Thanks in advance for any help.


----------



## rabfulton (Nov 30, 2010)

If I remember correctly you must mount it as read only by specifying -ro.


----------



## dkburrows (Jan 21, 2011)

*Happens to me too*

I've had this same problem, except I'm trying it with an external usb drive off an i686 netbook. Adding '-r' or '-o ro' still result in operation not permitted. I've wondering if it's a bug and if 8.2 will fix it, or if maybe the code is unmaintained and succumbing to age.

The man page mentioned adding 'option xfs' to the kernel file before recompiling. I took this to be how you'd compile it into the kernel instead of as a module, but I'm wondering if there's something you need to add to the kernel to make xfs.ko work.


----------



## Lexx (Feb 14, 2011)

I'm having the exact same problem. I set up a disk with an xfs partition on Arch Linux, and now I can't mount it under FreeBSD. I have xfsprogs installed and the module loaded in the kernel. This is with FreeBSD 8.1. Even when mounting with -ro option, I get the same message. It looks like the only solution right now is to mount the drive in a Linux environment and copy the information to the new drives I have formatted under FreeBSD.


----------



## rabfulton (Feb 15, 2011)

I've had this working on FreeBSD 8.0 before. I came to FreeBSD from debian and was using xfs there.
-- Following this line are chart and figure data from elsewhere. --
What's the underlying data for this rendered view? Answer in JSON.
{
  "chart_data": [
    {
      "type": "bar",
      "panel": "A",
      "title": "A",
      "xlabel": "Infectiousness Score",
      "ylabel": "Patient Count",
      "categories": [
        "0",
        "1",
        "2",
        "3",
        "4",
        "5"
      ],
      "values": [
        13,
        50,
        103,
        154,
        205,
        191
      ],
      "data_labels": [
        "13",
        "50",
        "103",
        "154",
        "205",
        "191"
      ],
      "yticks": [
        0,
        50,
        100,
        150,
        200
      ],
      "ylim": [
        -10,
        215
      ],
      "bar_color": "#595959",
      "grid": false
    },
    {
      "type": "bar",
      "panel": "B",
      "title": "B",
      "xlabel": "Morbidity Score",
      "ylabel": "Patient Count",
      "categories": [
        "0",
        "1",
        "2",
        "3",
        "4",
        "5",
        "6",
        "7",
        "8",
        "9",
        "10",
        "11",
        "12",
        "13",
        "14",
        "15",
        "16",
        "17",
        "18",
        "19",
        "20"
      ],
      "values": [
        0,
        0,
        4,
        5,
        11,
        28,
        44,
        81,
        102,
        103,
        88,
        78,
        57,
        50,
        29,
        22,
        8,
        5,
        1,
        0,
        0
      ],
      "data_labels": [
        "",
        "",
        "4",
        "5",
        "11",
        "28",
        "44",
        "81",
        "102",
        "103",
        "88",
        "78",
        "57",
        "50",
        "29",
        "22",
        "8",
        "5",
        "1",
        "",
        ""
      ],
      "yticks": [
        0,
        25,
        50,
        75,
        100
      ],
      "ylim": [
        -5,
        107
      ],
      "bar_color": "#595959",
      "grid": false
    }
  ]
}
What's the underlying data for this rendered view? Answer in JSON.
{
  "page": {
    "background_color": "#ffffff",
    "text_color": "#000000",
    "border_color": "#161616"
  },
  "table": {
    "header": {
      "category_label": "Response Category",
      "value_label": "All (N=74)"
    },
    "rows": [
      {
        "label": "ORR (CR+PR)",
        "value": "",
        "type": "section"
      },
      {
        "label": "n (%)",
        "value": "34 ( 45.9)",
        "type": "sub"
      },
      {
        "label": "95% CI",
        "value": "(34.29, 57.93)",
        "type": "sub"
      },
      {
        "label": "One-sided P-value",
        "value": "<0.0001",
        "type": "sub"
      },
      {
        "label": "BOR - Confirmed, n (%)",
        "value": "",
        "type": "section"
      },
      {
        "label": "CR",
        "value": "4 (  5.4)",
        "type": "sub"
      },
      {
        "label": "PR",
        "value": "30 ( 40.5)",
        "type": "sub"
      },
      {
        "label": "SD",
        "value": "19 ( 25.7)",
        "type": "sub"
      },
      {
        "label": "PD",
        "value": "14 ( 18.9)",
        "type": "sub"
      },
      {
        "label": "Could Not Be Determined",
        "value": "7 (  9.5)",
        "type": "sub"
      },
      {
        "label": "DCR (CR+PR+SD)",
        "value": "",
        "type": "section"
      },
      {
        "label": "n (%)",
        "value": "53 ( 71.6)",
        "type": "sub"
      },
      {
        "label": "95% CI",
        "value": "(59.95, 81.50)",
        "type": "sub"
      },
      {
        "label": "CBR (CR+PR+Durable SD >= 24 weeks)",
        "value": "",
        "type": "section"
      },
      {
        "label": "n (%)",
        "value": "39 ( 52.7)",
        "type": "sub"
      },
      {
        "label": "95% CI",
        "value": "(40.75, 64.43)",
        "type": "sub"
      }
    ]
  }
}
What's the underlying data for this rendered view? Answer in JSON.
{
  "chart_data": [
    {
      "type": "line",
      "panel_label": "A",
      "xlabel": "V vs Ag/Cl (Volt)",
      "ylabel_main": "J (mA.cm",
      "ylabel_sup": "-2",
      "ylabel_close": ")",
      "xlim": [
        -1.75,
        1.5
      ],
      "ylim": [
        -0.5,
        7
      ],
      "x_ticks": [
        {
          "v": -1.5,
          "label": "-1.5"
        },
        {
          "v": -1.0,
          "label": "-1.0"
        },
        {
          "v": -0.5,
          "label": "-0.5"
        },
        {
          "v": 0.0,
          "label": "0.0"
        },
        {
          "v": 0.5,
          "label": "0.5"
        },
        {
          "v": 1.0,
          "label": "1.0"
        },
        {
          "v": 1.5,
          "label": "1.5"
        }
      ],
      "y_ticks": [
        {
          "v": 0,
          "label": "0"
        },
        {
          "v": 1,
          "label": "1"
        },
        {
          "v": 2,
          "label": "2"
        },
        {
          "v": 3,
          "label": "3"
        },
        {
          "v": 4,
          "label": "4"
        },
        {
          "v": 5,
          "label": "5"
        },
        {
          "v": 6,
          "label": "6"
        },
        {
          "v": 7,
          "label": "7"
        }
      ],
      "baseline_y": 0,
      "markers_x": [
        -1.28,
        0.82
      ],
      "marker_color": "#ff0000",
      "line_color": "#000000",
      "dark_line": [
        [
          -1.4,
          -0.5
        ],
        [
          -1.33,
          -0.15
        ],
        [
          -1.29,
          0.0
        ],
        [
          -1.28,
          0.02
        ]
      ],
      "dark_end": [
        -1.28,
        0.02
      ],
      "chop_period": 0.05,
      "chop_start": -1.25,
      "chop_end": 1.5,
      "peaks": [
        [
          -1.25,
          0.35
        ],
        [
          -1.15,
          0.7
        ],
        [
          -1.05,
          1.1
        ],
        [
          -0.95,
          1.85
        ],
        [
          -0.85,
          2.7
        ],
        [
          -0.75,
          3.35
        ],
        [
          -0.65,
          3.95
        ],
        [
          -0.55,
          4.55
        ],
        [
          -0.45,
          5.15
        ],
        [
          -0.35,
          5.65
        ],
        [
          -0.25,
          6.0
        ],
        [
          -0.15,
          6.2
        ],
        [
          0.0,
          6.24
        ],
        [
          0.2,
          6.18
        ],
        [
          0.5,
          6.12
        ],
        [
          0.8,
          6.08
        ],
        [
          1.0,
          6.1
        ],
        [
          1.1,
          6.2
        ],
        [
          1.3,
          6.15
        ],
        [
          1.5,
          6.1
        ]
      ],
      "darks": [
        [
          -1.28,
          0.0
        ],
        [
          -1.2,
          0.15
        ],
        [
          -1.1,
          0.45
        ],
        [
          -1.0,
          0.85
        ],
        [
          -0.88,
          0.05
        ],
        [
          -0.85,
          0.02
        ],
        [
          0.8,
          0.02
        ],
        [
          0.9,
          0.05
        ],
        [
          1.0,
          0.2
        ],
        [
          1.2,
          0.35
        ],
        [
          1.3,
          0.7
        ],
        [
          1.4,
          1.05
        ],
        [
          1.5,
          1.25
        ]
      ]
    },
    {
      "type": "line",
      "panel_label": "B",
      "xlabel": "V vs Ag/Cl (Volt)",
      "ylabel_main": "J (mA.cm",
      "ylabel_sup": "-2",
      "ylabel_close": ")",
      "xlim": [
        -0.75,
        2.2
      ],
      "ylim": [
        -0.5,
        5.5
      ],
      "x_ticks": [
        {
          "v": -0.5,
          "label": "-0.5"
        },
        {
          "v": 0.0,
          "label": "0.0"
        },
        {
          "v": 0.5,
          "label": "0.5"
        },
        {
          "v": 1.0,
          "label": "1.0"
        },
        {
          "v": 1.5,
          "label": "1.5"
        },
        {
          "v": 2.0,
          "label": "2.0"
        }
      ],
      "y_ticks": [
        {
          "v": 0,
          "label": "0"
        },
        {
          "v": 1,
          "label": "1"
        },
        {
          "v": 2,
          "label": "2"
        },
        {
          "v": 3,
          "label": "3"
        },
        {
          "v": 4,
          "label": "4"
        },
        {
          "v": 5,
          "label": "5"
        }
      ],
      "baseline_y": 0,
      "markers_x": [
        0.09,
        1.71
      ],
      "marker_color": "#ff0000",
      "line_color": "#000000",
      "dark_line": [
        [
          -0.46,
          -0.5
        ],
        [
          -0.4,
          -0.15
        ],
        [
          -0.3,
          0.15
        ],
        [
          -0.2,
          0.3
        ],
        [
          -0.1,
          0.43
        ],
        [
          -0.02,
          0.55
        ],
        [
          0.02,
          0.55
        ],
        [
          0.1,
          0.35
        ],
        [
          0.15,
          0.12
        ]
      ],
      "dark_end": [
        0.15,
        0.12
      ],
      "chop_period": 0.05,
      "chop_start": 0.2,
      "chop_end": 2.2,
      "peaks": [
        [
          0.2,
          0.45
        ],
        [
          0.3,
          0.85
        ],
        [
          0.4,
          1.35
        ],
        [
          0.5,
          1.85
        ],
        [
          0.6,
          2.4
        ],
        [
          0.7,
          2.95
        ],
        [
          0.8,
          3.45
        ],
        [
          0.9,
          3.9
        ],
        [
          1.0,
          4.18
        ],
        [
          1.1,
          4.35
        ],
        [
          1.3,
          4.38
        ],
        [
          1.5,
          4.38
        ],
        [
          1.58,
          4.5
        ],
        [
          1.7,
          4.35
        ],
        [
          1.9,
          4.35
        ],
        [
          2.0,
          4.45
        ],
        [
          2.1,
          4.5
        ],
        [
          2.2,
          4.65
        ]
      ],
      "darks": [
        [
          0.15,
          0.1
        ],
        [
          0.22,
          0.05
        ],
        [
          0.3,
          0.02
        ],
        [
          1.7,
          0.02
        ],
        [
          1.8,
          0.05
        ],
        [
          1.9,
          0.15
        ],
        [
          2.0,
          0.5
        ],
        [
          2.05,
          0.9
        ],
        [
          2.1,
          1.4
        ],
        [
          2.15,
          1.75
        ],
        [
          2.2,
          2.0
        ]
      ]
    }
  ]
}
Check that the filesystem (XFS) is clean "xfs_repair, xfs_check"
Check that that the xfs kernel module is loaded
Check you are root
Check that the mount directory exists with good permissions
Check that you are specifying the correct partition

Hope the solution is as simple as one of the above... I do remember getting "Operation not permitted" until I got everything just right.


----------